Word of mouth on social media is all that is really needed.
You don't think that's
natural word of mouth on social media do you? Or that suddenly everyone who's anyone in entertainment is talking the latest Star Wars movie, when the franchise was (and frankly still is) nerd central? All that needs to be paid for, and Hollywood has a very finely tuned machine to drive chatter in the most seemingly-innocuous manner.
The Hollywood formula is even a little discernible these days - teasers on Youtube (aka trailers for a trailer), mini-trailer, TV spots (again trailers for a trailer), Trailer 1, sometimes Trailer 2 or Final Trailer, in between tweets, production stills, "leaks" of plot, images, script, actor interviews, posters, the making of, chat shows, soc-med popups and banners, all accompanied by articles and reactions to articles by the right people in the right places at the right time.
All that stuff operates on a defined schedule, all by design. Most of it unfolds as choreographed as Desert Storm, with some held in reserve and pushed out when the monitors see that views are flagging a little - time to push out some new juicy soundbite and obligatory OMG I CAN'T BELIEVE IT reaction tweets....aka "pulsing" audience attention.
Apparently it costs from 50% to 100% again the production budget, and yes theaters take 50% so a blockbuster movie usually has to make two to three times its production budget to make a profit.
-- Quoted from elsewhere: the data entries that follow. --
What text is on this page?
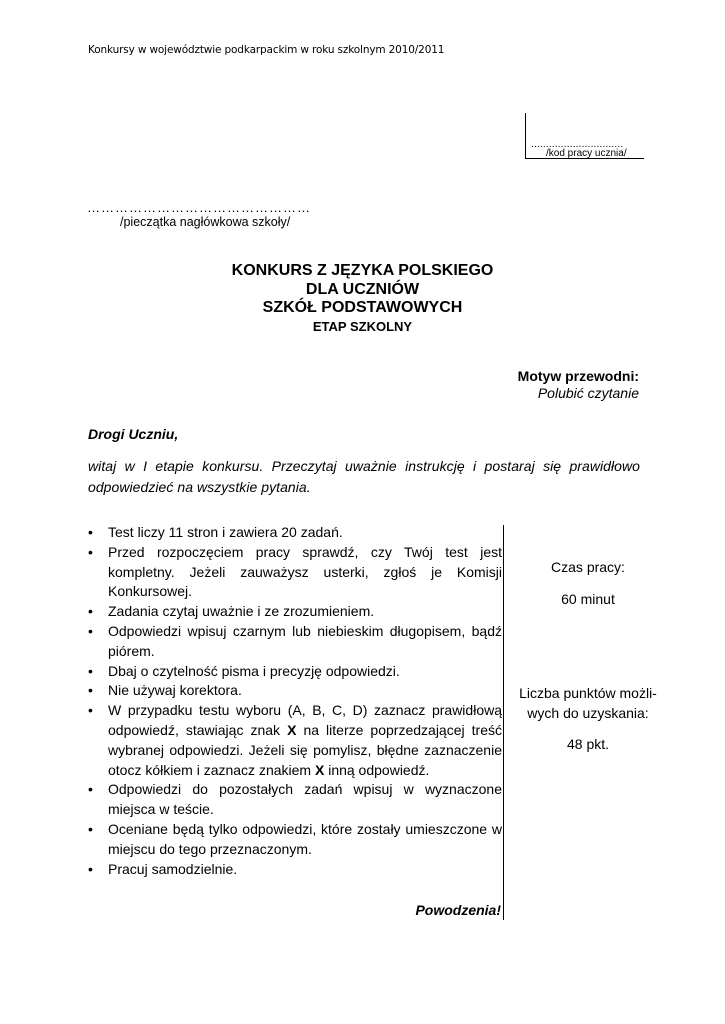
Konkursy w województwie podkarpackim w roku szkolnym 2010/2011
...............................
/kod pracy ucznia/
…………………………………………
/pieczątka nagłówkowa szkoły/
KONKURS Z JĘZYKA POLSKIEGO
DLA UCZNIÓW
SZKÓŁ PODSTAWOWYCH
ETAP SZKOLNY
Motyw przewodni:
Polubić czytanie
Drogi Uczniu,
witaj w I etapie konkursu. Przeczytaj uważnie instrukcję i postaraj się prawidłowo odpowiedzieć na wszystkie pytania.
• Test liczy 11 stron i zawiera 20 zadań.
• Przed rozpoczęciem pracy sprawdź, czy Twój test jest kompletny. Jeżeli zauważysz usterki, zgłoś je Komisji Konkursowej.
• Zadania czytaj uważnie i ze zrozumieniem.
• Odpowiedzi wpisuj czarnym lub niebieskim długopisem, bądź piórem.
• Dbaj o czytelność pisma i precyzję odpowiedzi.
• Nie używaj korektora.
• W przypadku testu wyboru (A, B, C, D) zaznacz prawidłową odpowiedź, stawiając znak X na literze poprzedzającej treść wybranej odpowiedzi. Jeżeli się pomylisz, błędne zaznaczenie otocz kółkiem i zaznacz znakiem X inną odpowiedź.
• Odpowiedzi do pozostałych zadań wpisuj w wyznaczone miejsca w teście.
• Oceniane będą tylko odpowiedzi, które zostały umieszczone w miejscu do tego przeznaczonym.
• Pracuj samodzielnie.
Powodzenia!
Czas pracy:
60 minut
Liczba punktów możli-
wych do uzyskania:
48 pkt.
And from a corporate point of view its 'necessary', because it was proven statistically a while back that the more marketing dollars are spent, the higher chance a film has of being a box-office success. There was even a correlation study IIRC linking number of trailers on Youtube and box-office. Ever since then no studio has said no to pouring on the marketing dollars for their big-budget hits.